Coincidentally, U.S. ambassador Frank Wisner said last Saturday that India, which recently became a dialog partner of ASEAN, would end up being part of ASEAN and the Asia-Pacific Economic Cooperation (APEC) forum in a few years.
Formed in 1967, ASEAN now groups Brunei, Indonesia, Malaysia, the Philippines, Singapore, Thailand and Vietnam and has a secretariat based in the Indonesian capital of Jakarta.
Abdullah said ASEAN would run the risk of losing its identity if its membership lines were blurred.
"We must draw the line somewhere," Abdullah said, expressing Malaysia's wishes to hold the line in Southeast Asia. But he was quick to add that Malaysia was not advocating a closing of Southeast Asia or a "circling of the wagons."
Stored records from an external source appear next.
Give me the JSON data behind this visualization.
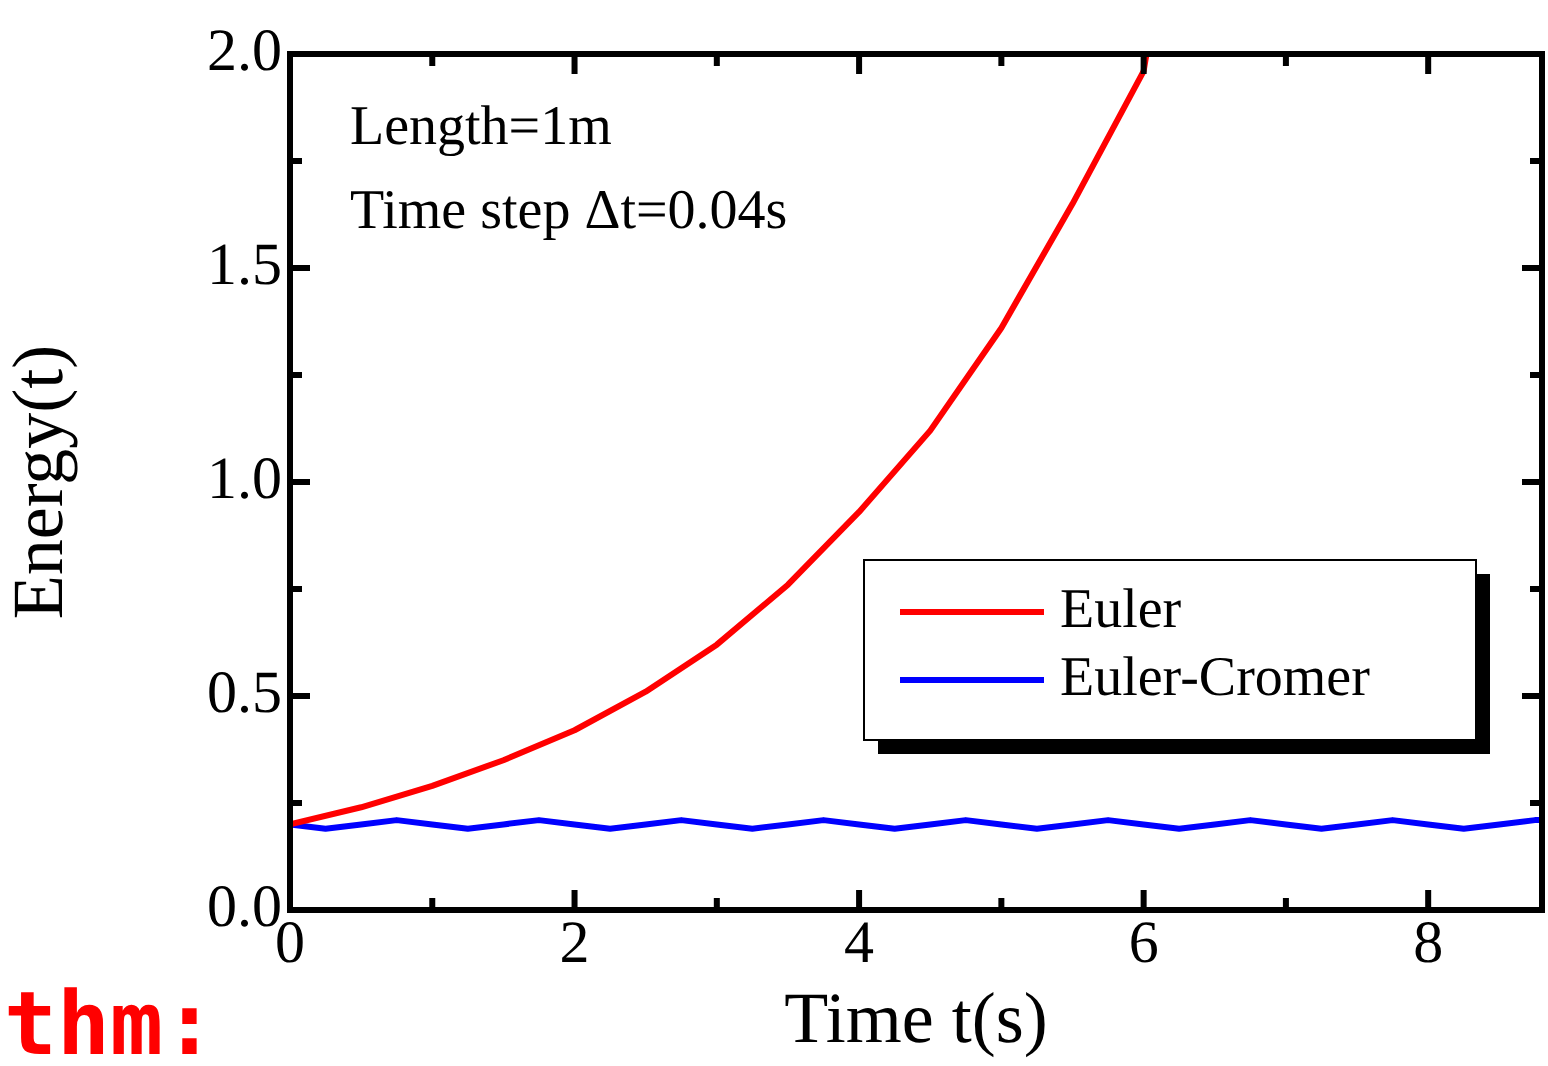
{
  "chart_data": {
    "type": "line",
    "xlabel": "Time t(s)",
    "ylabel": "Energy(t)",
    "annotations": [
      "Length=1m",
      "Time step Δt=0.04s",
      "thm:"
    ],
    "xlim": [
      0,
      8.8
    ],
    "xticks": [
      0,
      {
        "value": 1,
        "label": null
      },
      2,
      {
        "value": 3,
        "label": null
      },
      4,
      {
        "value": 5,
        "label": null
      },
      6,
      {
        "value": 7,
        "label": null
      },
      8
    ],
    "ylim": [
      0,
      2.0
    ],
    "yticks": [
      {
        "value": 0,
        "label": "0.0"
      },
      {
        "value": 0.25,
        "label": null
      },
      0.5,
      {
        "value": 0.75,
        "label": null
      },
      {
        "value": 1,
        "label": "1.0"
      },
      {
        "value": 1.25,
        "label": null
      },
      1.5,
      {
        "value": 1.75,
        "label": null
      },
      {
        "value": 2,
        "label": "2.0"
      }
    ],
    "grid": false,
    "legend": "right",
    "marker": "none",
    "line_style": "solid",
    "series": [
      {
        "name": "Euler",
        "color": "#ff0000",
        "x": [
          0,
          0.5,
          1,
          1.5,
          2,
          2.5,
          3,
          3.5,
          4,
          4.5,
          5,
          5.5,
          6,
          6.02
        ],
        "values": [
          0.2,
          0.24,
          0.29,
          0.35,
          0.42,
          0.51,
          0.62,
          0.76,
          0.93,
          1.12,
          1.36,
          1.65,
          1.96,
          2.0
        ]
      },
      {
        "name": "Euler-Cromer",
        "color": "#0000ff",
        "x": [
          0,
          0.25,
          0.5,
          0.75,
          1,
          1.25,
          1.5,
          1.75,
          2,
          2.25,
          2.5,
          2.75,
          3,
          3.25,
          3.5,
          3.75,
          4,
          4.25,
          4.5,
          4.75,
          5,
          5.25,
          5.5,
          5.75,
          6,
          6.25,
          6.5,
          6.75,
          7,
          7.25,
          7.5,
          7.75,
          8,
          8.25,
          8.5,
          8.75,
          8.8
        ],
        "values": [
          0.2,
          0.19,
          0.2,
          0.21,
          0.2,
          0.19,
          0.2,
          0.21,
          0.2,
          0.19,
          0.2,
          0.21,
          0.2,
          0.19,
          0.2,
          0.21,
          0.2,
          0.19,
          0.2,
          0.21,
          0.2,
          0.19,
          0.2,
          0.21,
          0.2,
          0.19,
          0.2,
          0.21,
          0.2,
          0.19,
          0.2,
          0.21,
          0.2,
          0.19,
          0.2,
          0.21,
          0.21
        ]
      }
    ]
  }
}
ASEAN could conduct the fullest of engagements with all significant economic and political powers through the ASEAN dialog process, grouping-to-grouping relations, and through common participation in larger regional processes.
He named APEC, of which ASEAN is a member, and the ASEAN Regional Forum as the platforms on which ASEAN could build stronger economic and political ties with the outside world.
Among ASEAN itself, Abdullah said members should curb the occasional temptation for unilateral initiative without adequate prior consultation.
"We must guard against a loss in cohesion," Abdullah said, while warning that a compromise of the principle of consensus would undermine ASEAN's integrity as a powerful regional economic and political player.